The canoeing wasn’t a quick or leisurely jaunt across a river or up an easy stream; it was an hour-paddle upstream against a headwind to a shoal where, if you made it in decent time, you had a few moments to fish.  There were no guides or men in the canoes with us and experience definitely played into the efficiency and enjoyment of the trip.  My canoeing partner – who I knew right away would be much fun because she said “I enjoy being stern” – and I made decent time and were able to spend about 30 minutes fishing.  After everyone arrived and had a moment to rest, it was back downstream (and, of course, that wind died down!) to where our lunches were waiting.  We hastily ravaged our lunches and then ferried (via canoe) across the river to where our horses lay in wait. 

The horseback ride we participated in is not some touristy version of the “hour long, single file follow the leader” that most people are used to.  Again, experience in riding horses really provided a benefit and added to the enjoyment.  I was thrilled that I had the opportunity to ride one of the “experienced riders only” horses and I had a BLAST.  For hours we rode, across creeks and up ridges, through mud and dusty-hard pack.  After the long ride, knees screaming and tush complaining, some of us even had an opportunity to extend our ride by helping get the horses up another ridge to a trailer.  It was nothing short of the most fun I’ve had in a long time!
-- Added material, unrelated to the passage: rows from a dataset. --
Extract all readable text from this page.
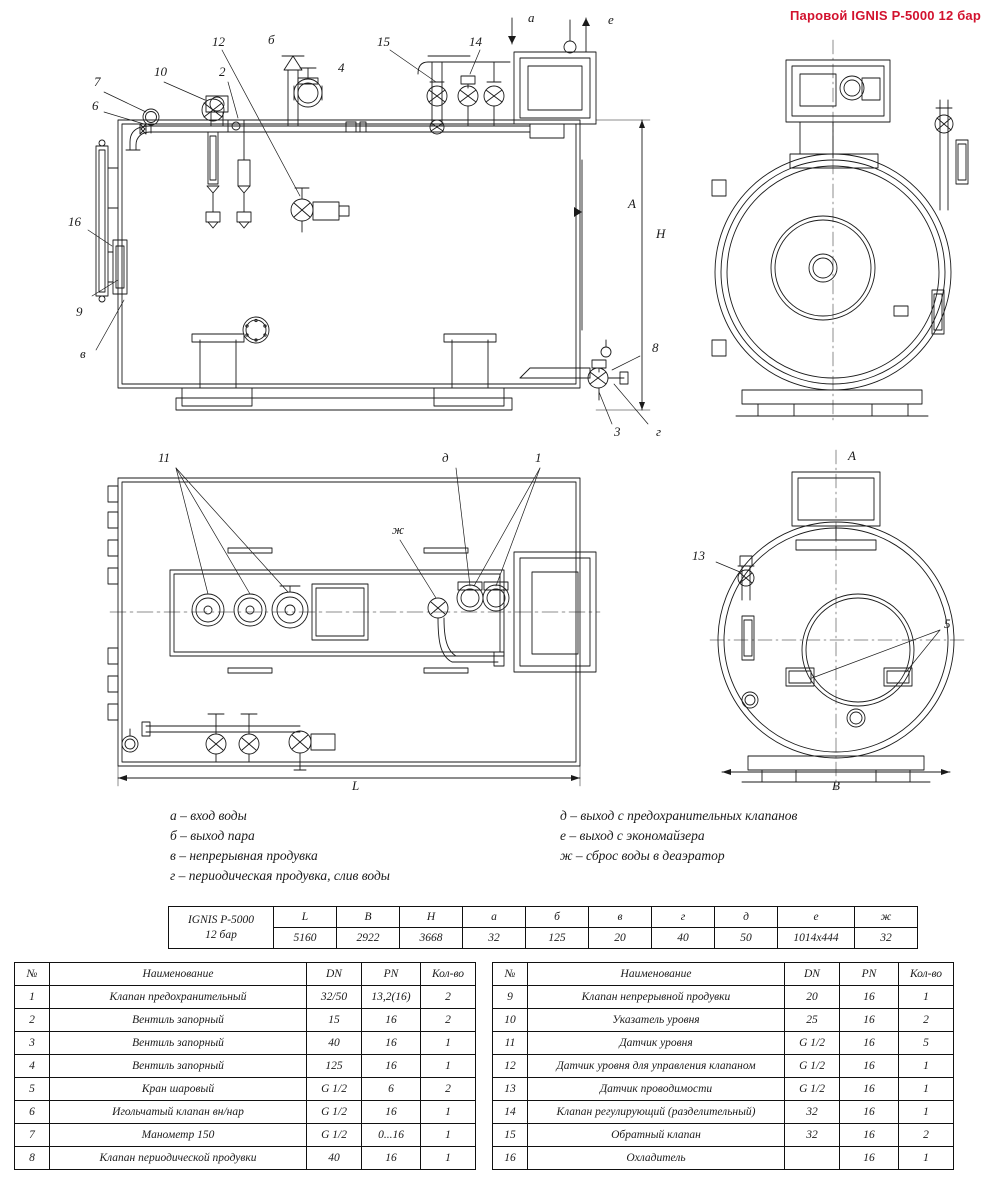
Паровой IGNIS P-5000 12 бар
7
6
10	2
12	б
4
15	14
а	е
16
9
в	8
3	г
А
Н
11	д	1
ж
L
А
13
5
В
а – вход воды
б – выход пара
в – непрерывная продувка
г – периодическая продувка, слив воды
д – выход с предохранительных клапанов
е – выход с экономайзера
ж – сброс воды в деаэратор
IGNIS P-5000
12 бар	L	B	H	а	б	в	г	д	е	ж
	5160	2922	3668	32	125	20	40	50	1014х444	32
№	Наименование	DN	PN	Кол-во
1	Клапан предохранительный	32/50	13,2(16)	2
2	Вентиль запорный	15	16	2
3	Вентиль запорный	40	16	1
4	Вентиль запорный	125	16	1
5	Кран шаровый	G 1/2	6	2
6	Игольчатый клапан вн/нар	G 1/2	16	1
7	Манометр 150	G 1/2	0...16	1
8	Клапан периодической продувки	40	16	1
№	Наименование	DN	PN	Кол-во
9	Клапан непрерывной продувки	20	16	1
10	Указатель уровня	25	16	2
11	Датчик уровня	G 1/2	16	5
12	Датчик уровня для управления клапаном	G 1/2	16	1
13	Датчик проводимости	G 1/2	16	1
14	Клапан регулирующий (разделительный)	32	16	1
15	Обратный клапан	32	16	2
16	Охладитель		16	1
Opportunities to enjoy these types of events don’t come along as often as I’d like and I really surprised myself by loving the weekend.  I have never seen a group of people so dedicated to helping women learn – gently – how to adapt to nature.  Sometimes it’s hard for a person like me to remember that – even if it was eons ago – there were times when I was a first-time canoeist or a first-time horseman.  When I was growing up there weren’t a lot of events like this – sometimes you could get exposure through the Girl Scouts or summer camps – but the opportunity to learn more and get out there as an adult wasn’t ever present.  The BOW and BOWX provide opportunities for women to enjoy events and the outdoors in a safe, comfortable environment that is conducive to learning and honing skills under the leadership of a group of very helpful, very polite, and exceedingly patient men. 

So, that being said, if you know a woman who you think would like these events, share the news.  Tell her about it.  If she doesn’t want to go alone, recommend she take a friend.  In the end, the important part is that we share our love for nature and the outdoors and promote that ever-strong sense of independence, self-sufficiency, and eco-responsibility with people we know!